Se nossos jovens só sabem fazer e não sabem ouvir, eles não têm tempo para ouvir a Velha Guarda. Se não os ouvem, perdem a noção do que é legado, fundamento, tradição. Por isso vaiam uma Velha Guarda em quadra de escola de samba, cantam músicas de futebol em ensaio de quadra, não decoram o hino de sua escola, não tiram o chapéu quando o pavilhão se apresenta, não choram antes de entrar na avenida, homenageiam personagens alheios ao que deveria fortalecer o samba, consideram sua expressão pessoal mais importante do que o respeito a um fundamento de dança ou postura na avenida, acham que sexismo e gênero são questões de ego e não de adequação, consideram uma bandeira de escola apenas um símbolo. Perdeu-se a reverência, sim. Mas porque, primeiro, perdeu-se a referência!
Como em todo sistema social falho, a saída é descambar para a polarização. Ou se aplica o “castigo sumário” (“expulsa!”, “elimina!”, “rejeita!) ou se apregoa a “impunidade funcional” (“já vi coisa pior!”, “já fizeram isso outra vez!”, “queria ver se fosse fulano”). Em ambos os extremos, percebe-se a debilidade do sistema: nem a punição nem a falsa piedade corrigem o erro, visto que não se apontam as causas e não se admite a omissão. Mais uma vez, sobra discurso e falta resultado prático.

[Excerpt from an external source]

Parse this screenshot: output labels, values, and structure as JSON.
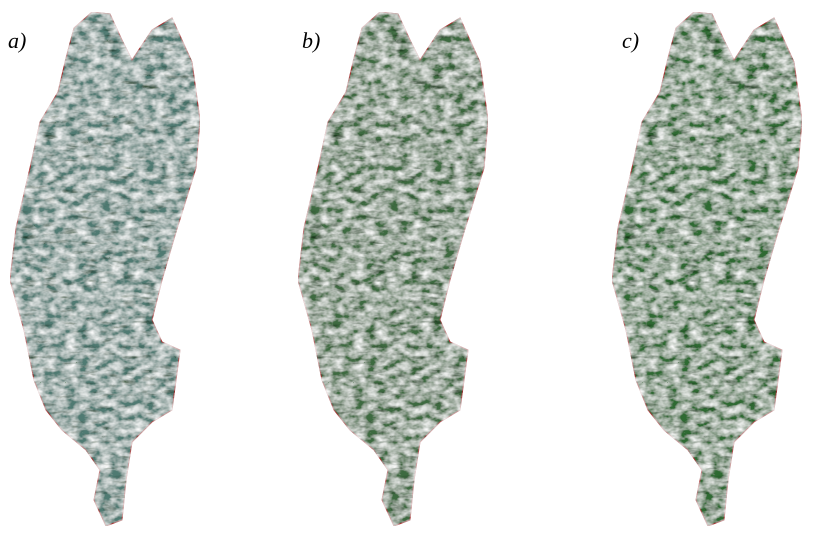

Sou muito favorável às mutações e à dinâmica dos processos que envolvem as escolas de samba, sim. E não sou um adepto das hipocrisias punitivas: aquilo que não ensinamos, não temos o direito de cobrar, depois! O que me pergunto, no entanto, é: até que ponto as novas gerações, tão convictas de seus egos, pensam que sobreviverão sem refletirem sobre aquilo que estão fazendo?
Porque os antigos foram testados, questionados, se questionaram. Apanharam muito para que tudo isto que aqui está pudesse ser conquistado. Hoje, só se quer mídia, repercussão, curtidas e elogios. O abismo que separa o sambista da reflexão é propocional à sua arrogância de não precisar ouvir ninguém e achar que está fazendo, do seu jeito, o samba ser samba.
Os erros que estamos vendo apontam, a meu ver, para uma verdade que está diante de todos nós: faltou literalmente educação, e por isso se erra tanto! Deixaram de ensinar a base, porque a lógica é de produtividade, não de conhecimento. Por isso é tudo tão volumoso por fora e tão oco por dentro.
Quem não conhece o legado, os fundamentos e não sabe respeitar os valores, vai chacoalhar, fazer barulho e firula, mas vai passar despercebido em termos de contribuição verdadeira para o engrandecimento do samba. Correndo o risco de acabar tudo em mínima liquidez. Por pura perda de referência!